After Emily Hobhouse met with Sir Henry Campbell-Bannerman, leader of the Liberal Party, and future Prime Minister, he stated: "When is a war not a war? When it is waged by methods of barbarism in South Africa."

Another British MP, David Lloyd George, who later would also become the Prime Minister accused the British of using "a policy of extermination" against women and children.

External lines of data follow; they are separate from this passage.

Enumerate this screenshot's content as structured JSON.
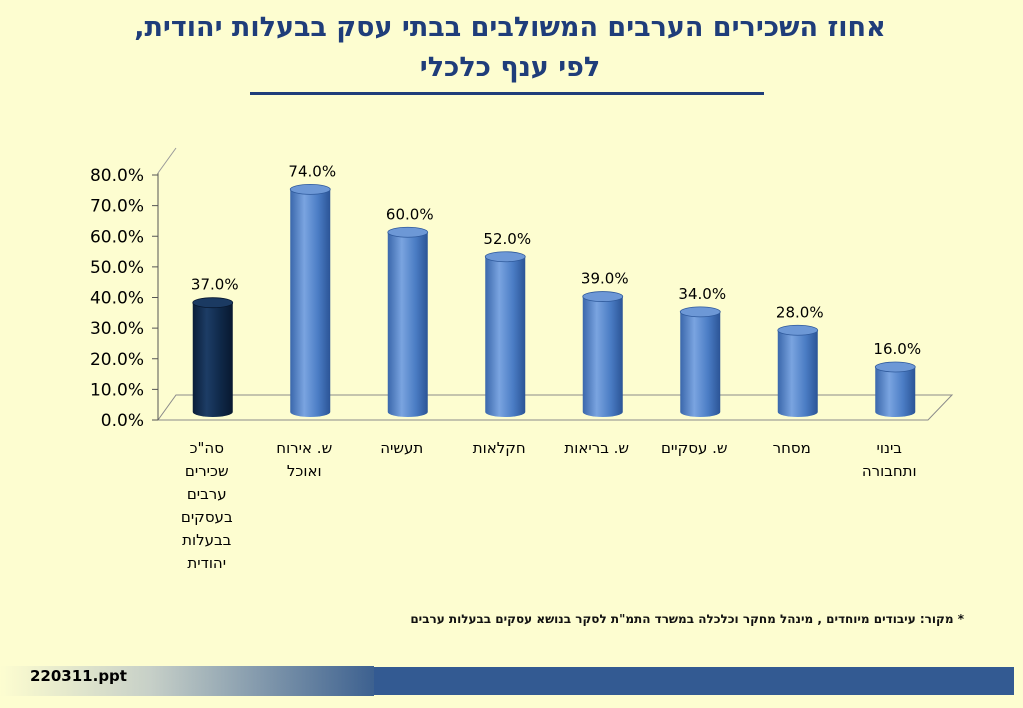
{
  "title": {
    "line1": "אחוז השכירים הערבים המשולבים בבתי עסק בבעלות יהודית,",
    "line2": "לפי ענף כלכלי"
  },
  "source": "* מקור: עיבודים מיוחדים , מינהל מחקר וכלכלה במשרד התמ\"ת לסקר בנושא עסקים בבעלות ערבים",
  "footer": {
    "label": "220311.ppt"
  },
  "colors": {
    "background": "#fdfdd0",
    "title": "#1f3d7a",
    "highlight_bar": "#0e2644",
    "bar": "#4f7fc4",
    "footer_bar": "#335a92"
  },
  "chart_data": {
    "type": "bar",
    "categories": [
      "סה\"כ שכירים ערבים בעסקים בבעלות יהודית",
      "ש. אירוח ואוכל",
      "תעשיה",
      "חקלאות",
      "ש. בריאות",
      "ש. עסקיים",
      "מסחר",
      "בינוי ותחבורה"
    ],
    "category_lines": [
      [
        "סה\"כ",
        "שכירים",
        "ערבים",
        "בעסקים",
        "בבעלות",
        "יהודית"
      ],
      [
        "ש. אירוח",
        "ואוכל"
      ],
      [
        "תעשיה"
      ],
      [
        "חקלאות"
      ],
      [
        "ש. בריאות"
      ],
      [
        "ש. עסקיים"
      ],
      [
        "מסחר"
      ],
      [
        "בינוי",
        "ותחבורה"
      ]
    ],
    "values": [
      37.0,
      74.0,
      60.0,
      52.0,
      39.0,
      34.0,
      28.0,
      16.0
    ],
    "data_labels": [
      "37.0%",
      "74.0%",
      "60.0%",
      "52.0%",
      "39.0%",
      "34.0%",
      "28.0%",
      "16.0%"
    ],
    "highlight_index": 0,
    "y_ticks": [
      0,
      10,
      20,
      30,
      40,
      50,
      60,
      70,
      80
    ],
    "y_tick_labels": [
      "0.0%",
      "10.0%",
      "20.0%",
      "30.0%",
      "40.0%",
      "50.0%",
      "60.0%",
      "70.0%",
      "80.0%"
    ],
    "ylim": [
      0,
      80
    ],
    "grid": false,
    "style": "3d-cylinder"
  }
}
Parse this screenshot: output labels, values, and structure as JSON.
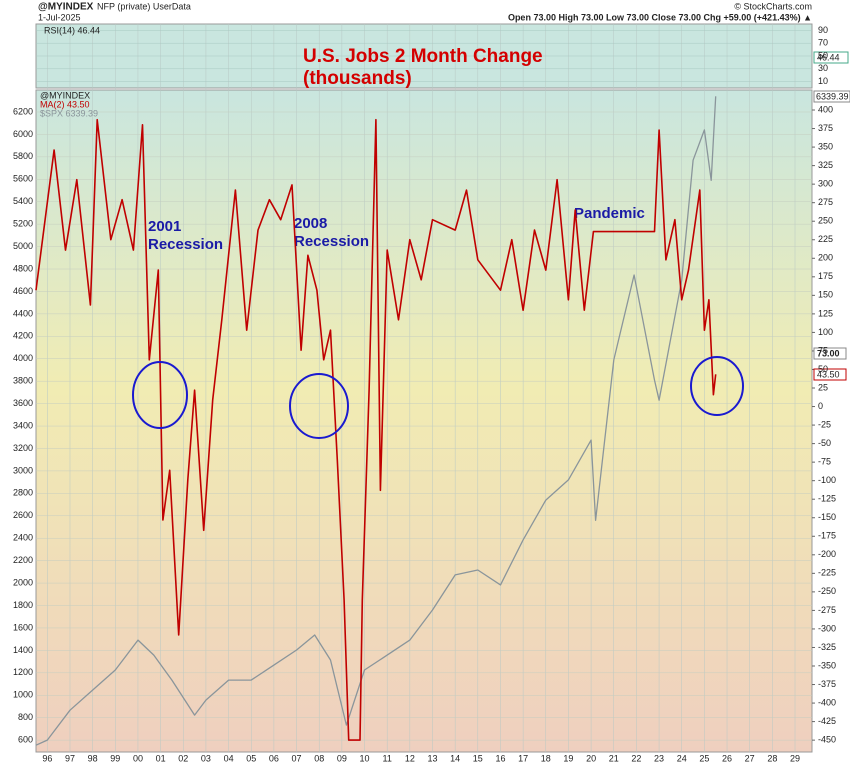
{
  "header": {
    "symbol": "@MYINDEX",
    "desc": "NFP (private) UserData",
    "date": "1-Jul-2025",
    "quote": "Open 73.00  High 73.00  Low 73.00  Close 73.00  Chg +59.00 (+421.43%) ▲",
    "credit": "© StockCharts.com"
  },
  "rsi": {
    "label": "RSI(14) 46.44",
    "tag": "46.44",
    "ylim": [
      0,
      100
    ],
    "yticks": [
      90,
      70,
      50,
      30,
      10
    ]
  },
  "chart_data": {
    "type": "line",
    "title": "U.S. Jobs 2 Month Change",
    "subtitle": "(thousands)",
    "legend_title": "@MYINDEX",
    "annotations": [
      "2001",
      "Recession",
      "2008",
      "Recession",
      "Pandemic"
    ],
    "tags": [
      "6339.39",
      "73.00",
      "43.50"
    ],
    "xlim": [
      1995.5,
      2029.75
    ],
    "xticks": [
      {
        "value": 1996,
        "label": "96"
      },
      {
        "value": 1997,
        "label": "97"
      },
      {
        "value": 1998,
        "label": "98"
      },
      {
        "value": 1999,
        "label": "99"
      },
      {
        "value": 2000,
        "label": "00"
      },
      {
        "value": 2001,
        "label": "01"
      },
      {
        "value": 2002,
        "label": "02"
      },
      {
        "value": 2003,
        "label": "03"
      },
      {
        "value": 2004,
        "label": "04"
      },
      {
        "value": 2005,
        "label": "05"
      },
      {
        "value": 2006,
        "label": "06"
      },
      {
        "value": 2007,
        "label": "07"
      },
      {
        "value": 2008,
        "label": "08"
      },
      {
        "value": 2009,
        "label": "09"
      },
      {
        "value": 2010,
        "label": "10"
      },
      {
        "value": 2011,
        "label": "11"
      },
      {
        "value": 2012,
        "label": "12"
      },
      {
        "value": 2013,
        "label": "13"
      },
      {
        "value": 2014,
        "label": "14"
      },
      {
        "value": 2015,
        "label": "15"
      },
      {
        "value": 2016,
        "label": "16"
      },
      {
        "value": 2017,
        "label": "17"
      },
      {
        "value": 2018,
        "label": "18"
      },
      {
        "value": 2019,
        "label": "19"
      },
      {
        "value": 2020,
        "label": "20"
      },
      {
        "value": 2021,
        "label": "21"
      },
      {
        "value": 2022,
        "label": "22"
      },
      {
        "value": 2023,
        "label": "23"
      },
      {
        "value": 2024,
        "label": "24"
      },
      {
        "value": 2025,
        "label": "25"
      },
      {
        "value": 2026,
        "label": "26"
      },
      {
        "value": 2027,
        "label": "27"
      },
      {
        "value": 2028,
        "label": "28"
      },
      {
        "value": 2029,
        "label": "29"
      }
    ],
    "ylim": [
      494,
      6396
    ],
    "yticks": [
      600,
      800,
      1000,
      1200,
      1400,
      1600,
      1800,
      2000,
      2200,
      2400,
      2600,
      2800,
      3000,
      3200,
      3400,
      3600,
      3800,
      4000,
      4200,
      4400,
      4600,
      4800,
      5000,
      5200,
      5400,
      5600,
      5800,
      6000,
      6200
    ],
    "y2lim": [
      -466,
      427
    ],
    "y2ticks": [
      400,
      375,
      350,
      325,
      300,
      275,
      250,
      225,
      200,
      175,
      150,
      125,
      100,
      75,
      50,
      25,
      0,
      -25,
      -50,
      -75,
      -100,
      -125,
      -150,
      -175,
      -200,
      -225,
      -250,
      -275,
      -300,
      -325,
      -350,
      -375,
      -400,
      -425,
      -450
    ],
    "grid": true,
    "series": [
      {
        "name": "MA(2) 43.50",
        "color": "#c00000",
        "axis": "y2",
        "x": [
          1995.5,
          1996.3,
          1996.8,
          1997.3,
          1997.9,
          1998.2,
          1998.8,
          1999.3,
          1999.8,
          2000.2,
          2000.5,
          2000.9,
          2001.1,
          2001.4,
          2001.8,
          2002.2,
          2002.5,
          2002.9,
          2003.3,
          2003.7,
          2004.3,
          2004.8,
          2005.3,
          2005.8,
          2006.3,
          2006.8,
          2007.2,
          2007.5,
          2007.9,
          2008.2,
          2008.5,
          2008.8,
          2009.1,
          2009.3,
          2009.8,
          2009.9,
          2010.2,
          2010.5,
          2010.7,
          2011.0,
          2011.5,
          2012.0,
          2012.5,
          2013.0,
          2014.0,
          2014.5,
          2015.0,
          2016.0,
          2016.5,
          2017.0,
          2017.5,
          2018.0,
          2018.5,
          2019.0,
          2019.3,
          2019.7,
          2020.1,
          2022.8,
          2023.0,
          2023.3,
          2023.7,
          2024.0,
          2024.3,
          2024.8,
          2025.0,
          2025.2,
          2025.4,
          2025.5
        ],
        "values": [
          157,
          346,
          211,
          306,
          137,
          387,
          225,
          279,
          211,
          380,
          63,
          184,
          -153,
          -86,
          -308,
          -99,
          22,
          -167,
          9,
          117,
          292,
          103,
          238,
          279,
          252,
          299,
          76,
          204,
          157,
          63,
          103,
          -72,
          -261,
          -450,
          -450,
          -261,
          22,
          387,
          -113,
          211,
          117,
          225,
          171,
          252,
          238,
          292,
          198,
          157,
          225,
          130,
          238,
          184,
          306,
          144,
          265,
          130,
          236,
          236,
          373,
          198,
          252,
          144,
          184,
          292,
          103,
          144,
          16,
          43.5
        ]
      },
      {
        "name": "$SPX 6339.39",
        "color": "#8a959b",
        "x": [
          1995.5,
          1996,
          1997,
          1998,
          1999,
          2000,
          2000.7,
          2001.5,
          2002.5,
          2003,
          2004,
          2005,
          2006,
          2007,
          2007.8,
          2008.5,
          2009.2,
          2010,
          2011,
          2012,
          2013,
          2014,
          2015,
          2016,
          2017,
          2018,
          2019,
          2020,
          2020.2,
          2021,
          2021.9,
          2022.8,
          2023,
          2024,
          2024.5,
          2025,
          2025.3,
          2025.5
        ],
        "values": [
          555,
          600,
          867,
          1046,
          1225,
          1492,
          1358,
          1135,
          823,
          957,
          1135,
          1135,
          1269,
          1403,
          1537,
          1314,
          734,
          1225,
          1358,
          1492,
          1760,
          2073,
          2117,
          1984,
          2385,
          2740,
          2920,
          3275,
          2560,
          3990,
          4747,
          3810,
          3630,
          4700,
          5770,
          6040,
          5590,
          6339.39
        ]
      }
    ]
  }
}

He also stated, "When children are being treated in this way and dying, we are simply ranging the deepest passions of the human heart against British rule in Africa.... It will always be remembered that this is the way British rule started there [in the Boer republics], and this is the method by which it was brought about." He also said "It is a war not against men, but against women and children."


A boer child Abraham Carel Wessels in the Bloemfontein concentration camp,
a victim at the hands of the English, he was one of the lucky ones who survived


A British soldier sleeping, apparently oblivious of all the suffering



A mother and child, suffering in the concentration camp


Alfred Milner and his staff

Boer Concentration Camps:

TRANSVAAL: Barberton, Balmoral, Belfast, Heidelberg, Irene, Johannesburg, Klerksdorp, Krugersdorp, Meintjieskop, Middelburg, Mafeking, Nylstroom, Pietersburg, Potchefstroom, Standerton, Vereeniging, Volksrust

FREE STATE: Bloemfontein, Brandfort, Bethulie, Heilbron, Harrismith, Kroonstad, Ladybrand, Springfontein, Vredefortweg, Winburg

NATAL: Ladysmith, Colenso, Howick, Pietermaritzburg, Wentworth, Merebank, Eshowe, Jacobs, Mooirivier

CAPE: Aliwal-Noord, Kimberley, Norvalspont, Doornbult, Kromelmboog, Port Elizabeth, East London, Vryburg, Uitenhage

Black Concentration Camps:

These camps are now the subject of a great deal of research. Black Camps originated partly from the numbers of black refugees seeking British protection, and partly as a result of clearing the country of all civilians, black as well as white. In June 1901 Lord Kitchener appointed a Department of Native Refugees with the Canadian, Major G. de Lotbinière, as chief of staff. The blacks in the camps would be available for work (especially for railway, road and industrial work) for which they would be paid higher wages than they were used to in the past. The British soldiers bred familiarity and therefore the blacks expected the Boer population to be treated as a defeated nation, but they soon learned that this was not to be. Life after the war changed very little and a very long political struggle lay ahead.

There were altogether 64 concentration camps for blacks and before the end of the war the inhabitants rose to just short of 120 000 men, women and children. Originally Kitchener had no intention of moving blacks from their locations, but later many thousands were removed from their locations, thereby uprooting the local economy. On 1 September 1901 the supervision of the Native Concentration Camps were taken over by the Department of Native Refugees.